Blackstone owns more than $326 million worth of real estate across the country. About one-fifth of those holdings are tied up in an investment vehicle known as the Blackstone Real Estate Investment Trust, or BREIT. Over half of BREIT's $69 billion portfolio is made up of rental housing, and 97% of those holdings are in the US.
Blackstone's head of real estate for the Americas, Nadeem Meghji, told employees in an internal company call in December that Blackstone was "seeing a meaningful increase in economic occupancy as we move past what were voluntary eviction restrictions."
Meghji added that Blackstone was predicting high-single-digit growth for rents in its student-housing and affordable-housing holdings in 2023.
(Excerpt) Read more at msn.com ...
A Blackstone representative told Insider the company had “the most favorable resident policies among any large landlord in the US.”
The representative said the firm waived late fees, provided more flexibility for tenants to cancel their leases, offered rental assistance, and allowed tenants to enter payment plans if they were behind on rent — policies that went further than the requirements of the moratoriums that prevented landlords from evicting their tenants during the pandemic.

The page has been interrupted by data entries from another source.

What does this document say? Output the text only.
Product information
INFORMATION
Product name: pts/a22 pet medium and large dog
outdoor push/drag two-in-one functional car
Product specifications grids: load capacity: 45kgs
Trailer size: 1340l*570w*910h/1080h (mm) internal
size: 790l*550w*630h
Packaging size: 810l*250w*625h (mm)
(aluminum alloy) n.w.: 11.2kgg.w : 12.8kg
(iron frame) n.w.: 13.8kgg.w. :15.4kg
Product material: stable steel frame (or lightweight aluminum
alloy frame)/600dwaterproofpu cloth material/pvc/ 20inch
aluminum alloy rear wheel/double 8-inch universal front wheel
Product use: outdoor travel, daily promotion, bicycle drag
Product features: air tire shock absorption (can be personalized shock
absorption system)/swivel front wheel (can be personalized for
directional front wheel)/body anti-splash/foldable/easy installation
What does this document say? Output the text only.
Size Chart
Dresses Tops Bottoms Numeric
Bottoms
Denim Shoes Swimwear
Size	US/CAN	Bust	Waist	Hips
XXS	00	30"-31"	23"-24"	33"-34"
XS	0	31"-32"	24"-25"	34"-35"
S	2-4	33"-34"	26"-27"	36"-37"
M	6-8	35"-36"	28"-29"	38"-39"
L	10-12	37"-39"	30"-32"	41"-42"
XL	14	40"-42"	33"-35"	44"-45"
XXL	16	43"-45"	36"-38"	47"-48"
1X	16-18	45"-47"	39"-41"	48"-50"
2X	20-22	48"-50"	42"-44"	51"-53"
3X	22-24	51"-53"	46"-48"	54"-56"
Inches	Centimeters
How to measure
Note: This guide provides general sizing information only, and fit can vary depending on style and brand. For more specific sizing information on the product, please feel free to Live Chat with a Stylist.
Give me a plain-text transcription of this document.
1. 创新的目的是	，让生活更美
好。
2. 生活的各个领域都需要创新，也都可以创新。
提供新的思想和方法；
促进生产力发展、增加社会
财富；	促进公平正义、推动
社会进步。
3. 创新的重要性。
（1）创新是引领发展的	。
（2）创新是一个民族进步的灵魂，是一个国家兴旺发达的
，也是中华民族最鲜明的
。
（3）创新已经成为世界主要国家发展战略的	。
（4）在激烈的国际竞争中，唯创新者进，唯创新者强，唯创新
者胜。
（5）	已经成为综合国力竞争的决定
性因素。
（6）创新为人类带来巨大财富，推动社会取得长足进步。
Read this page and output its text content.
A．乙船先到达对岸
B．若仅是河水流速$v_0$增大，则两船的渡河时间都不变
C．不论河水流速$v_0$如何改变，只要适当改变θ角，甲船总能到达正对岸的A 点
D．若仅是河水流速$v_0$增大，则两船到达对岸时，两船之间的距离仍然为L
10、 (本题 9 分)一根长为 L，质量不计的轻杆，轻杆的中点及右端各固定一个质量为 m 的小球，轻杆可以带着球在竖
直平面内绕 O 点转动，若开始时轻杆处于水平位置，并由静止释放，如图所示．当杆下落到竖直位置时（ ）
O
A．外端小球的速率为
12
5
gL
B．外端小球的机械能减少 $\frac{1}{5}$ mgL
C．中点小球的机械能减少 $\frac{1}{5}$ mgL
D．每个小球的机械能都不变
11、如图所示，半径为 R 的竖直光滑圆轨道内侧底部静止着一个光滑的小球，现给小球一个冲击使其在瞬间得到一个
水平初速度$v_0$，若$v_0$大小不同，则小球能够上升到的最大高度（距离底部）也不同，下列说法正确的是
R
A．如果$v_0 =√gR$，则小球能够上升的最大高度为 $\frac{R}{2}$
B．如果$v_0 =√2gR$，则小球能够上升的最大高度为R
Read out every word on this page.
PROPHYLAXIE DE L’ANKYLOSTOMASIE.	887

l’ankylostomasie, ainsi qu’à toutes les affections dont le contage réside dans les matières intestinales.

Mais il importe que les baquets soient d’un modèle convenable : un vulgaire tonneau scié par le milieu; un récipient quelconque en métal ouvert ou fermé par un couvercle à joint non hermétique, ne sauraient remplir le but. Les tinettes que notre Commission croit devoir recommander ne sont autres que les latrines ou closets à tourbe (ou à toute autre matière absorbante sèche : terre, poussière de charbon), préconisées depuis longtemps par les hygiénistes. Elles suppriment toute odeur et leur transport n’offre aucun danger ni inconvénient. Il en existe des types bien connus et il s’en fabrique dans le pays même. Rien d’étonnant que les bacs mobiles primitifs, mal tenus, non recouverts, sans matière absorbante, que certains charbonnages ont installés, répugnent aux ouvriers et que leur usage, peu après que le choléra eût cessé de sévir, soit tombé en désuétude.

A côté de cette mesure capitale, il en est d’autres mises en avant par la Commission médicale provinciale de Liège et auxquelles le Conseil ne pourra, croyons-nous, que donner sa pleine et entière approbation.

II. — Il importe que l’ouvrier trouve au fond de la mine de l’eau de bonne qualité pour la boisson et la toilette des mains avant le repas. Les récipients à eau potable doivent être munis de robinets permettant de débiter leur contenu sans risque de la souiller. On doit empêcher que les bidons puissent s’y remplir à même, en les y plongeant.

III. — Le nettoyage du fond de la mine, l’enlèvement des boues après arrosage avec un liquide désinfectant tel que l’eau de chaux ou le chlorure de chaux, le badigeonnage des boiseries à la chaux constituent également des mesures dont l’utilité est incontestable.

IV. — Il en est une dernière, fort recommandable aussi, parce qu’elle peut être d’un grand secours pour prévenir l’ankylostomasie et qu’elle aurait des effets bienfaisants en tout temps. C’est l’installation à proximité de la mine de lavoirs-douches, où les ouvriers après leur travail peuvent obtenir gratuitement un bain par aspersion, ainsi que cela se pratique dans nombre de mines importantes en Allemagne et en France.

The federal moratorium ended in August 2021, but Blackstone’s tenant-relief efforts continued well into 2022.
“Eviction is always a last resort,” the representative said.
Give some “renters” an inch and they take a mile.
I would not be surprised if they gave free rent to the illegals.
The massive REITS create insane volatility in the real estate market.
When they start dumping properties en masse—most likely to happen in 2023—watch out below...
“You’ll own nothing and be homeless.” (WEF/Blackstone)
To be fair to Blackstone, there are a lot of people who took advantage of covid eviction restrictions and didn’t pay their rent in all this time, so Blackstone is missing out on upwards of three years of rent from many of their clients.
True or not? I don’t know. Any Freepers seen any Blackie evictions? As far as I know their massive buying of single-family houses all over the warm and so called sand states. This vast investment has gone down in net worth.
2008 all over again?
“2008...again”
On the one hand the economy has much more fraud in the system than 2008...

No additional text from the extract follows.